Mi padre daba importancia al día de Todos los Santos. Lo llamaba así, con las tres palabras formando una sola: todoslossantos. Los franceses, que generalmente van un poco por delante en casi todo, ya llaman a la fiesta así: "La Toussaint", en singular, como si aquí dijéramos "La Todossanto". Aunque en realidad todos sabíamos que era el día del cementerio, y por tanto de los muertos, por más que al día siguiente se les llamase "difuntos", y que se estableciera esa inasible diferencia entre difuntos y santos que obligaba a recordar a cada muerto dos días, por si acaso. Por si acaso era santo, y por si acaso no lo era...

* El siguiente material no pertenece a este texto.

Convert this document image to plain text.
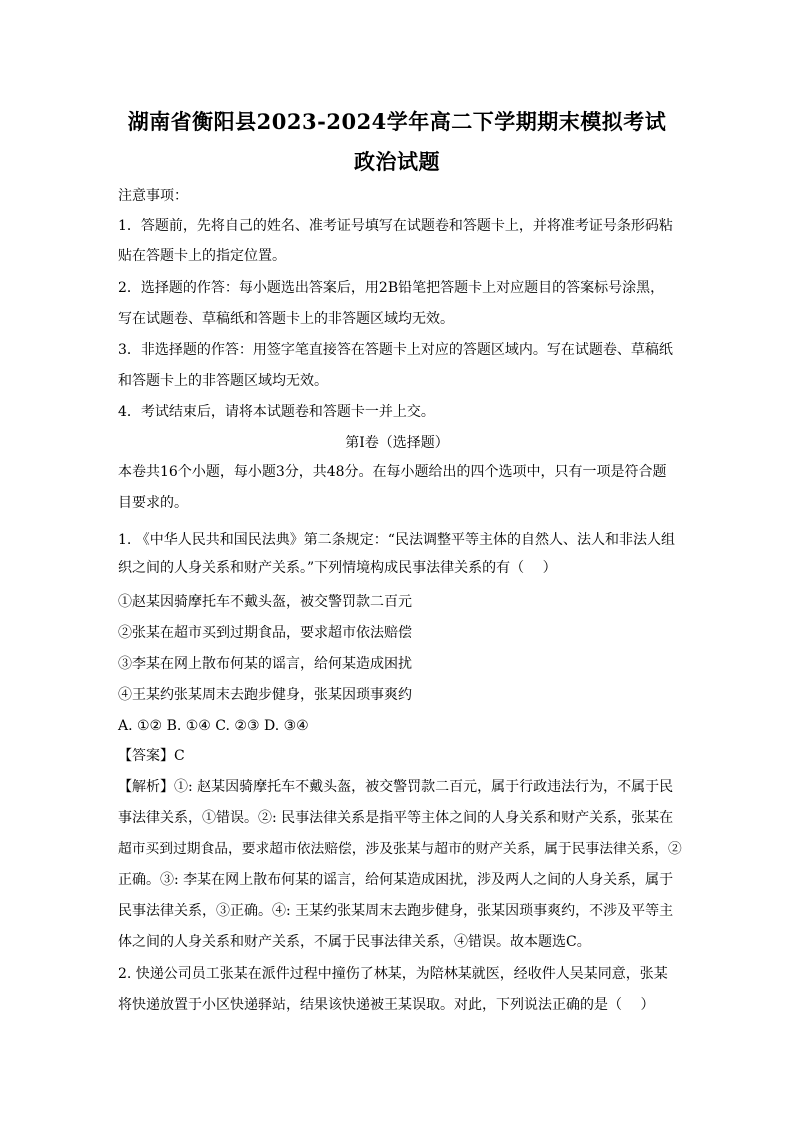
湖南省衡阳县2023-2024学年高二下学期期末模拟考试
政治试题
注意事项：
1．答题前，先将自己的姓名、准考证号填写在试题卷和答题卡上，并将准考证号条形码粘
贴在答题卡上的指定位置。
2．选择题的作答：每小题选出答案后，用2B铅笔把答题卡上对应题目的答案标号涂黑，
写在试题卷、草稿纸和答题卡上的非答题区域均无效。
3．非选择题的作答：用签字笔直接答在答题卡上对应的答题区域内。写在试题卷、草稿纸
和答题卡上的非答题区域均无效。
4．考试结束后，请将本试题卷和答题卡一并上交。
第Ⅰ卷（选择题）
本卷共16个小题，每小题3分，共48分。在每小题给出的四个选项中，只有一项是符合题
目要求的。
1. 《中华人民共和国民法典》第二条规定：“民法调整平等主体的自然人、法人和非法人组
织之间的人身关系和财产关系。”下列情境构成民事法律关系的有（　 ）
①赵某因骑摩托车不戴头盔，被交警罚款二百元
②张某在超市买到过期食品，要求超市依法赔偿
③李某在网上散布何某的谣言，给何某造成困扰
④王某约张某周末去跑步健身，张某因琐事爽约
A. ①② B. ①④ C. ②③ D. ③④
【答案】C
【解析】①: 赵某因骑摩托车不戴头盔，被交警罚款二百元，属于行政违法行为，不属于民
事法律关系，①错误。②: 民事法律关系是指平等主体之间的人身关系和财产关系，张某在
超市买到过期食品，要求超市依法赔偿，涉及张某与超市的财产关系，属于民事法律关系，②
正确。③: 李某在网上散布何某的谣言，给何某造成困扰，涉及两人之间的人身关系，属于
民事法律关系，③正确。④: 王某约张某周末去跑步健身，张某因琐事爽约，不涉及平等主
体之间的人身关系和财产关系，不属于民事法律关系，④错误。故本题选C。
2. 快递公司员工张某在派件过程中撞伤了林某，为陪林某就医，经收件人吴某同意，张某
将快递放置于小区快递驿站，结果该快递被王某误取。对此，下列说法正确的是（　 ）
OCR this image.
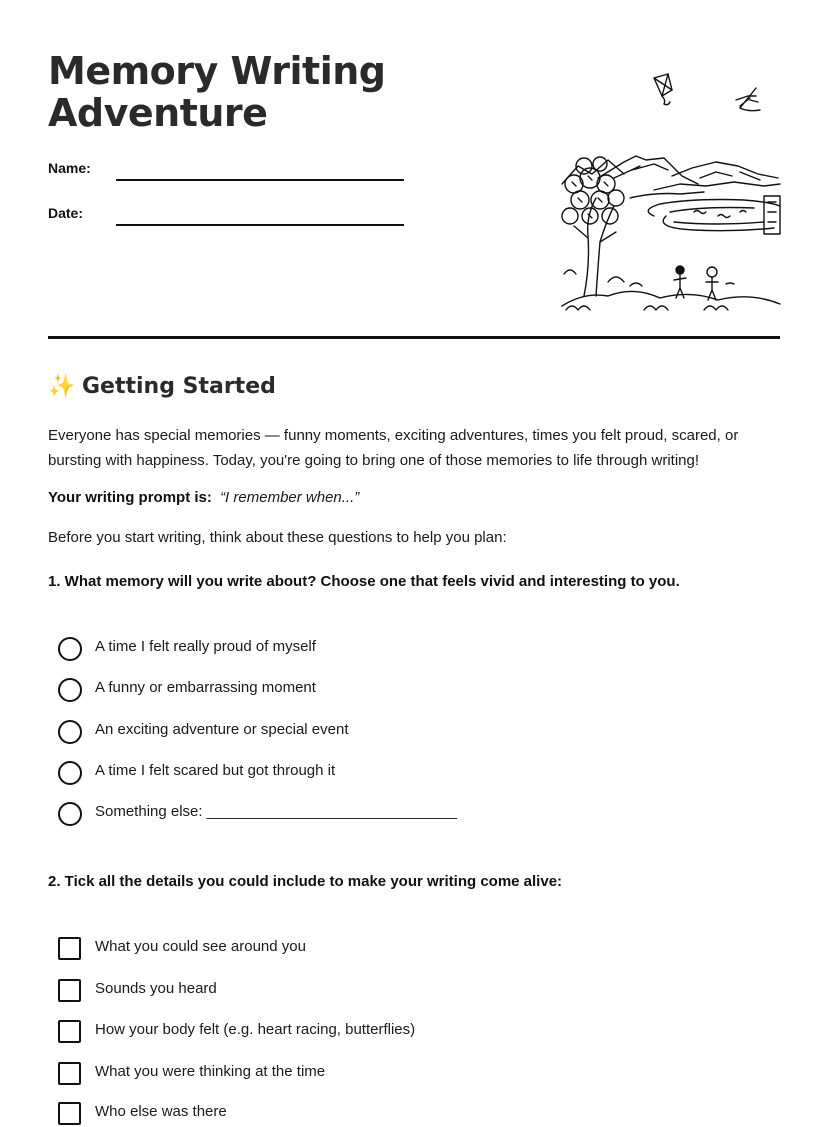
Memory Writing
Adventure
Name:
Date:
✨ Getting Started

Everyone has special memories — funny moments, exciting adventures, times you felt proud, scared, or bursting with happiness. Today, you're going to bring one of those memories to life through writing!

Your writing prompt is: “I remember when...”
Before you start writing, think about these questions to help you plan:
1. What memory will you write about? Choose one that feels vivid and interesting to you.
A time I felt really proud of myself
A funny or embarrassing moment
An exciting adventure or special event
A time I felt scared but got through it
Something else: ______________________________
2. Tick all the details you could include to make your writing come alive:
What you could see around you
Sounds you heard
How your body felt (e.g. heart racing, butterflies)
What you were thinking at the time
Who else was there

Mi padre le daba importancia. "Son más que nosotros", decía, "muchos más". Y a mi me parecía injusto que, siendo tantos, estuvieran apilados en el pequeño cementerio, dejando toda la ciudad para los pocos vivos. Estuvieron aquí, de pleno derecho. Contemplaron veranos y otoños, siembras y cosechas, bautizos y entierros, recorrieron su tramo en la inmensa cadena que es la vida de "Todos los hombres" en la que ahora, tan coyunturalmente, estamos "nosotros", es decir ese conjunto integrado por los que ya han nacido y todavía no han muerto. El día de Todos los Santos, el día de los muertos, era la ocasión para que ciudad y cementerio abriesen sus compuertas.
Todoslossantos tenía un toque sagrado y solemne, festivo, de curas engalanados en morado y misa. Había misa obligatoria. En el sermón nos hablaban de unas palabras del Credo dichas por lo general al tun-tún:"creo en la comunión de los santos". Lógico era pensar que el Credo se refería a que los santos, para serlo, debían haber comulgado en vida. Hasta que alguien te explica alguna vez, generalmente en algún sermón de la misa del 1 de noviembre, que la comunión de los santos es una manera de decir que la muerte no establece dos reinos separados, que vivos y muertos son miembros de la Iglesia (exceptuando los ya condenados por sentencia firme e inapelable a la pena de infierno, que se supone que optaron libremente de desterrarse de esa comunión) y que por tanto no es sólo por piedad y desesperación por lo que podemos creer que seguimos unidos a los que se fueron.
Pero también recuerdo la explicación de mi padre. Yo tendría 16 años; quizás habría ido a la misa de 1 en San Pablo (una iglesia de piedra dorada, arcos queriendo ser góticos y rejas elegantísimas), estaríamos comiendo, mis hermanos estudiaban ya fuera, en la Universidad: "lo que hoy celebramos es la fiesta de los mejores", dijo. Y luego dijo, más o menos literalmente, que había muy distintos y variados mejores: unos por disciplina y tesón, otros por ímpetu y gracia, otros por inteligencia bien aplicada, otros por generosidad. Cada cual, decía, debe algún saber cómo podría ser el mejor en que uno podría convertirse, y para eso teníamos muchos modelos. No se trataba de una imitación, sino de una contemplación, interpreto ahora. No era seguir el camino de San Agustín o el de San Ignacio, el de San Pedro o el de San Pablo, el de San Francisco o Santo Domingo, sino conocerlos, saber por qué fueron declarados "mejores", por qué, después de muertos, decidimos (decidió la Iglesia) proponerlos como referencia.
Tiene sentido el dogma de la comunión de los santos. También tiene sentido, fuera incluso del Credo, saber distinguir a los mejores y ser capaces de decir por qué.